‘Birds of Prey’ review: Margot Robbie is a killer with a smile

Margot Robbie is everywhere. This weekend at the cinema, somebody with a lot of time on his hands could see her in three separate films — “Once Upon a Time in . . . Hollywood,” “Bombshell” and her latest, “Birds of Prey” — like she’s some sort of blond Burt Reynolds.

And to that I say: more, more, more! The Australian actress is such a pleasure to watch, bringing uncommon joy and vivacity to every role she plays, be it a shoeless Sharon Tate or that rogue in rouge, Harley Quinn, the Joker’s girlfriend.

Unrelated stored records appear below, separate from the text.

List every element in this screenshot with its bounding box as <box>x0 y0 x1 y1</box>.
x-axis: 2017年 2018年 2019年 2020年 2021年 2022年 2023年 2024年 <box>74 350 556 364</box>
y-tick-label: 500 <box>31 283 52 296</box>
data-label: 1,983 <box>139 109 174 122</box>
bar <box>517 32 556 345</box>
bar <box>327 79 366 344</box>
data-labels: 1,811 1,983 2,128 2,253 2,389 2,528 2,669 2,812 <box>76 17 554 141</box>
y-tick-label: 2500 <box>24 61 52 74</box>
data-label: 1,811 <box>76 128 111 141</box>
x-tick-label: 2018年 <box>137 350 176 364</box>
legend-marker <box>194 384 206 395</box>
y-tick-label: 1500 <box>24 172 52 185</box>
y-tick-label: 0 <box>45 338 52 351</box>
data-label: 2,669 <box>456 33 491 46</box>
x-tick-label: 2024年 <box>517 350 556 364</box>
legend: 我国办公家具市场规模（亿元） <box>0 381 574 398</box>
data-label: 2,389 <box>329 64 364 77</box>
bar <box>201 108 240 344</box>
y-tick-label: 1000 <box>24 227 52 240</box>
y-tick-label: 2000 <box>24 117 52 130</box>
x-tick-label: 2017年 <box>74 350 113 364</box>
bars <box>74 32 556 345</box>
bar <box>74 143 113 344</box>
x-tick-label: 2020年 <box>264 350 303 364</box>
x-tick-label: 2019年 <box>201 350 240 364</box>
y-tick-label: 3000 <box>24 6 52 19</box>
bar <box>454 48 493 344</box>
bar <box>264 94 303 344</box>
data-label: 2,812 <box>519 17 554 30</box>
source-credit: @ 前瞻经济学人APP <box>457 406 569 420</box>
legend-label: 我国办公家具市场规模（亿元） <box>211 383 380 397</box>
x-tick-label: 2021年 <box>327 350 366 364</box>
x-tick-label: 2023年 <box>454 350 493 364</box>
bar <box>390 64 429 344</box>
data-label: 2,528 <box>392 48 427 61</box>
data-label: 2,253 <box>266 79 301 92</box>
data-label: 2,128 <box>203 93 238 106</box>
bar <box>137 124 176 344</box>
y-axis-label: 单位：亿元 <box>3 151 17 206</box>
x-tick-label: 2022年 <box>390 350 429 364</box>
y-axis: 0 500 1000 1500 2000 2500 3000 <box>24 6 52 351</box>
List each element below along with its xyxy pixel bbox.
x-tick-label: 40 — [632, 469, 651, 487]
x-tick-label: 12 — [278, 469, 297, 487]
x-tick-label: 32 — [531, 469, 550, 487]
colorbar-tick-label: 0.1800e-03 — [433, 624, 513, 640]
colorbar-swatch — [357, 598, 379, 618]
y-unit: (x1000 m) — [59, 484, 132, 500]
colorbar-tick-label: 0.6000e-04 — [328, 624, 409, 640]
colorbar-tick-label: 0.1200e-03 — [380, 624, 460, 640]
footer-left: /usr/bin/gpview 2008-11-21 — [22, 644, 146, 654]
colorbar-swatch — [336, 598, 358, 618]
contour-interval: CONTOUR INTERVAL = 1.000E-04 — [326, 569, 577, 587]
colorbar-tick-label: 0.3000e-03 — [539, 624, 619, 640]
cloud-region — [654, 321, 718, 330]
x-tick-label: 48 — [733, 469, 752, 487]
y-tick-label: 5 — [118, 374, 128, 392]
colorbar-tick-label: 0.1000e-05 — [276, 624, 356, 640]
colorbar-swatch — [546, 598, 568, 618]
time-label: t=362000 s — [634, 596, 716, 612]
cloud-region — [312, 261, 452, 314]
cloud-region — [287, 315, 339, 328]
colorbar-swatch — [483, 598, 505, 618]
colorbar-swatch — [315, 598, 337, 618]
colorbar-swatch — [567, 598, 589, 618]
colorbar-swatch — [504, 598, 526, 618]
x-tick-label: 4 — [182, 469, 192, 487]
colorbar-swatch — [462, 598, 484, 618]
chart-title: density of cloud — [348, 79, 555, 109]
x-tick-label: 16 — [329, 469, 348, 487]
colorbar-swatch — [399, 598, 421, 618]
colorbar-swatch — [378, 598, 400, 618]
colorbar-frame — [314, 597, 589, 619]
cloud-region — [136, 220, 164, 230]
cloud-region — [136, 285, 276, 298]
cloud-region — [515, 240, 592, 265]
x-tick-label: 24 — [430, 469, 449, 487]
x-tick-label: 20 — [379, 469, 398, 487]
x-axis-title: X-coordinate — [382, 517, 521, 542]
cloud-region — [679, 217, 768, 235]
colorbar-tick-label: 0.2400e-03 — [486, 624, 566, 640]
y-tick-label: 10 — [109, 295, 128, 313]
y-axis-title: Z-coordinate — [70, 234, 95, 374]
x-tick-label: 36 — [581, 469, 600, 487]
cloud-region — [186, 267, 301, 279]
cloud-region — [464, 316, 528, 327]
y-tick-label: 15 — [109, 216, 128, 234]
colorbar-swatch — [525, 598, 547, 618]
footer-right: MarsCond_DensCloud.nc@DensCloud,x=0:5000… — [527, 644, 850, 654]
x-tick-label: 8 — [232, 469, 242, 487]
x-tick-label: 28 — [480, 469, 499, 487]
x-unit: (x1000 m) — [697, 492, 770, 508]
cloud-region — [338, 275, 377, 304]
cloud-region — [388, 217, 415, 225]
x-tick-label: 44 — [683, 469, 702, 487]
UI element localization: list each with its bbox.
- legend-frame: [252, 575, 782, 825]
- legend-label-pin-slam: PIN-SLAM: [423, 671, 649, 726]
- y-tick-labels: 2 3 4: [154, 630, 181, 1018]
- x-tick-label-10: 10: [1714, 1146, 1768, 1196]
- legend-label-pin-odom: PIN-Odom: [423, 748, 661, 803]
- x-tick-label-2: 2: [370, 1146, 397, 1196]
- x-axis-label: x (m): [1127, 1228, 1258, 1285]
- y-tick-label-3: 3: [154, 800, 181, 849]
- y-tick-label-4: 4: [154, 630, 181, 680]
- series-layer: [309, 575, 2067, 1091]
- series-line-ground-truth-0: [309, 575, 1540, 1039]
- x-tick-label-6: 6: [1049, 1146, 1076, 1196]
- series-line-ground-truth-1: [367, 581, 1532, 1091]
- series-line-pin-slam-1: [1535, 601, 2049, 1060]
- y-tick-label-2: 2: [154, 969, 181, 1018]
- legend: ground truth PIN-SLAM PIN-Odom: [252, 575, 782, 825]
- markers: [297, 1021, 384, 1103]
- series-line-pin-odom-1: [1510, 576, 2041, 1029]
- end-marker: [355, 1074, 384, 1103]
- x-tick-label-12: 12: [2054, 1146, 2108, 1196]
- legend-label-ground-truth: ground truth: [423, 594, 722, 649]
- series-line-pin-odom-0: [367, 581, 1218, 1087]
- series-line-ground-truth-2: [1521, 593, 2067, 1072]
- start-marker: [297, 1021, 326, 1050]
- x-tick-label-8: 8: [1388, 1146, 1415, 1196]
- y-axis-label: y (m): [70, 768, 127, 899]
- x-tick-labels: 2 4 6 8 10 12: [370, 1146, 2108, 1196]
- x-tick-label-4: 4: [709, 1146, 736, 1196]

Make that ex-girlfriend. At the beginning of “Birds of Prey,” we learn that Harley and the Clown Prince, Gotham’s fiercest villain, have split up. And without his formidable protection, an army of past enemies — including Ewan McGregor’s Black Mask — come after her, while she’s joined on the run by Black Canary (Jurnee Smollett-Bell), the Huntress (Mary Elizabeth Winstead) and her illegal pet hyena.

The Rolodex of baddies kicks off a running gag in which every time one arrives, a dossier pops up on-screen listing their name and “grievance.” One is simply an eggplant emoji. “Birds of Prey” is filled with clever bits like that, and really is the funniest comic book film since the first “Deadpool” from 2016. And, like the Ryan Reynolds Marvel flick, this DC Films joint is rated R.

For the most part, however, there’s not too much swearing or violence that exceeds other films in the genre. But Christina Hodson’s script sure loves a crude joke. Rosie Perez, as a detective on the hunt for Harley, wears an unexplained T-shirt that reads “I shaved my b–ls for this?” Gets a laugh every time.

So does Robbie. Her high-energy Quinn has a harsh New York — er, Gotham — accent, and we’re told in a cartoon prelude that she was born Harleen Quinzel. Oh, and she’s also the proud holder of a Ph.D. Who knows if any of that’s true, though? Harley fibs with abandon and would betray a close friend with a smile. Like Arthur Fleck in “Joker,” Harley is not exactly a main character for little kids to look up to.

But director Cathy Yan’s film isn’t aiming for the usual heroics. “Birds of Prey” moves at a breakneck pace with a dry, totally unsentimental sense of humor, and it never gets caught up in cliched morals or weighty lessons. The movie also has a punky, washed-out look and harks back to a lot of long-gone pop culture: Harley looks like a No Doubt-era Gwen Stefani, and her run-down fun-house lair is a dead ringer for the villain’s hunting ground in “The Man With the Golden Gun.”

Marvel Studios, lorded over by Kevin Feige, prizes consistency above all else. Its 23 movies are mostly middle-of-the-road, big-budget spectacles, aesthetically generic enough to enable easy crossovers, like Tony Stark appearing in roughly half of them. DC, on the other hand, takes big risks and gives gutsy filmmakers more control over the look and content. That hurt the studio with a string of early duds, but it hits its stride with “Wonder Woman,” “Shazam!” and now “Birds of Prey.”